Die Bezirksschülervertretung (BSV) Köln hat die Landesregierung von NRW ebenfalls kritisiert. Aus dem vergangenen Frühjahr sei nicht gelernt worden, so der BSV. Lehrkräfte und Schüler seien nach wie vor nicht ausreichend genug auf Online-Unterricht vorbereitet. „Die digitalen Endgeräte sind immer noch nicht flächendeckend an allen Schulen angekommen.“ Die Bildungsungerechtigkeiten für sozial benachteiligte Schüler bleiben daher auch im zweiten Lockdown bestehen, so die BSV-Vertreter. Positiv bewerteten sie, dass geplante Klausuren nach Entscheidung in der jeweiligen Schule verschoben oder sogar entfallen können.

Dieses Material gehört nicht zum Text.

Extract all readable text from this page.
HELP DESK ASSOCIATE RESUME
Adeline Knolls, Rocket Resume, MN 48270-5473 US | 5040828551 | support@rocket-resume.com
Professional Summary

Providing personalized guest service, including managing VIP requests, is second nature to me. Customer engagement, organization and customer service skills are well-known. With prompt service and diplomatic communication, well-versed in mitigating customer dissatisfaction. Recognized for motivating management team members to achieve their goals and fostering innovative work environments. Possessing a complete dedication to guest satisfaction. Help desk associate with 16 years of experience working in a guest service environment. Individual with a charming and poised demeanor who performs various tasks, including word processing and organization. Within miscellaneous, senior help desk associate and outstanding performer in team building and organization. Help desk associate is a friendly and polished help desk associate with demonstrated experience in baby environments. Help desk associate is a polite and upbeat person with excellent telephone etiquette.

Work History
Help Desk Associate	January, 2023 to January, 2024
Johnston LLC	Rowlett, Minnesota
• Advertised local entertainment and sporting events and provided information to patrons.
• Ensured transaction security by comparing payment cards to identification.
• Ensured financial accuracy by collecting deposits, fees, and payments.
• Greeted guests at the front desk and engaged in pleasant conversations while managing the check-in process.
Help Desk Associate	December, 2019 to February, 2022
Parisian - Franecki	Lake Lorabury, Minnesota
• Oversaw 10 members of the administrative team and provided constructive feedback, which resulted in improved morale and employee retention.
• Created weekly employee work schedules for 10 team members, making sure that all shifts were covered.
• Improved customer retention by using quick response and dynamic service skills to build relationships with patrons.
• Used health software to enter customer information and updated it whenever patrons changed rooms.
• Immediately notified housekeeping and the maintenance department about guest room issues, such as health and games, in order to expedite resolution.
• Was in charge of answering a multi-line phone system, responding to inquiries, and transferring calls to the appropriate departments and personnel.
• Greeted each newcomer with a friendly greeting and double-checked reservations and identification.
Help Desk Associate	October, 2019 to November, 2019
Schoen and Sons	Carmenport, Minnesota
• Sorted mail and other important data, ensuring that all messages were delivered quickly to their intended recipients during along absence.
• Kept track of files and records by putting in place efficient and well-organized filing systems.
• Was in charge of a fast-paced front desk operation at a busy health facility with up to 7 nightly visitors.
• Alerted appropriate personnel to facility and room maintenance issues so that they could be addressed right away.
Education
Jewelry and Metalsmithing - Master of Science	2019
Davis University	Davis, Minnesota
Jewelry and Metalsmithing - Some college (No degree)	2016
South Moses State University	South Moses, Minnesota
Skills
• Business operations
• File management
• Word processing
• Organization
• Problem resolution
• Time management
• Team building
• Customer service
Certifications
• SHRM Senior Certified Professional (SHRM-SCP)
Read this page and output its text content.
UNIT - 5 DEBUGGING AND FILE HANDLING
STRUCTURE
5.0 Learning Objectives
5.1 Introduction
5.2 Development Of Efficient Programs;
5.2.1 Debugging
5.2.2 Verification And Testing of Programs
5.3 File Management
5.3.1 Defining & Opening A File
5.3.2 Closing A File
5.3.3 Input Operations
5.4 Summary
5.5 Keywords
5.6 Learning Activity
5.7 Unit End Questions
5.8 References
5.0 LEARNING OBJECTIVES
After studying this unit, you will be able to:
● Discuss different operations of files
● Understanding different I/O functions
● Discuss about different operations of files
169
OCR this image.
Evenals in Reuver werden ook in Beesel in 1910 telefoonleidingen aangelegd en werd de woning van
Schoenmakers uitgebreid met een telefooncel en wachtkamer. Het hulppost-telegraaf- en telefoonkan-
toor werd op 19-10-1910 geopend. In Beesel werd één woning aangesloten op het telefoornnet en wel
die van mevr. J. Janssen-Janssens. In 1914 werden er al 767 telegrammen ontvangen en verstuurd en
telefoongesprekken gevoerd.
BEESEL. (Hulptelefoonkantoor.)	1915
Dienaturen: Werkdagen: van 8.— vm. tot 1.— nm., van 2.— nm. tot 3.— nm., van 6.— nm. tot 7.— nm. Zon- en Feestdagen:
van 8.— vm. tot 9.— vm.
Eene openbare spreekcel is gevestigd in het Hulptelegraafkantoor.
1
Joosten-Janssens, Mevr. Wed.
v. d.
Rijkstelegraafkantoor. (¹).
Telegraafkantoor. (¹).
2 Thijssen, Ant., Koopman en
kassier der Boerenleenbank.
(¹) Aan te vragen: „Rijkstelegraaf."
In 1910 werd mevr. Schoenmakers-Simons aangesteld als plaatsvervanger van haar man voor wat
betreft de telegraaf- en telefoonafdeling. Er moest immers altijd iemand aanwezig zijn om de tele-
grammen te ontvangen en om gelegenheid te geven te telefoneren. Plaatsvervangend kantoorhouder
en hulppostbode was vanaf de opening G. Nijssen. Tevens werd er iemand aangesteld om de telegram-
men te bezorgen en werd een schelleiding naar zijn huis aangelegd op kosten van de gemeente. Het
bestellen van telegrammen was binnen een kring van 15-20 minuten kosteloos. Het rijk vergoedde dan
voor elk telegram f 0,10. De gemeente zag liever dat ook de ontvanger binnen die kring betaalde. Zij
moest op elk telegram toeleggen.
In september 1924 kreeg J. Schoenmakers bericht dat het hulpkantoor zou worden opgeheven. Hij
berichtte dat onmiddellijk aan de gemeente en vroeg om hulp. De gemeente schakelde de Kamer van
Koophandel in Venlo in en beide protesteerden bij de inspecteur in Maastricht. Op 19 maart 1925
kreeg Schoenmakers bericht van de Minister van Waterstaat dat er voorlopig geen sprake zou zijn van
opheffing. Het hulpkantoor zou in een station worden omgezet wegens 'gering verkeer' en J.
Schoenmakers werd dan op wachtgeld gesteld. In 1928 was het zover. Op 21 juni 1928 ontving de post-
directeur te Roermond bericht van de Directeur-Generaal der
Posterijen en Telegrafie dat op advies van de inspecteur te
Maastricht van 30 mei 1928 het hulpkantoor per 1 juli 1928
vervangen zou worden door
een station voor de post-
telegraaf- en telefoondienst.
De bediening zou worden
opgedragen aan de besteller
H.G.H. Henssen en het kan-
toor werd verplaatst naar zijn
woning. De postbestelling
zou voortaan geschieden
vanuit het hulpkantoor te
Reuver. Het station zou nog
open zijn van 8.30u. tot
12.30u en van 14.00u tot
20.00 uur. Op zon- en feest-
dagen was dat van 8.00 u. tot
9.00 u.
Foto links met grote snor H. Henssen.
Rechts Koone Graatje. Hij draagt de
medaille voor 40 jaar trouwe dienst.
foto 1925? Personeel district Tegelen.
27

So geht auch die Schulleitung im Humboldt-Gymnasium in der Altstadt-Süd vor. Allerdings will sie Klausuren nur bis einschließlich der zehnten Klasse ausfallen lassen. Für die Oberstufe sollen laut Mitteilung der Schulleitung alle Klausuren und mündlichen Prüfungen stattfinden – und zwar vor Ort in der Schule. Nach Beendigung der Prüfungen müssen die Schülerinnen und Schüler dann wieder nach Hause gehen. Der Distanzunterricht wird über die Lernplattform „Moodle“ durchgeführt. Nach dem Einloggen können die Schüler, die zuhause lernen, dann in ihrem E-Mail-Account die anstehenden Aufgaben und die dazu gehörenden Hinweise abrufen, informiert die Schulleitung.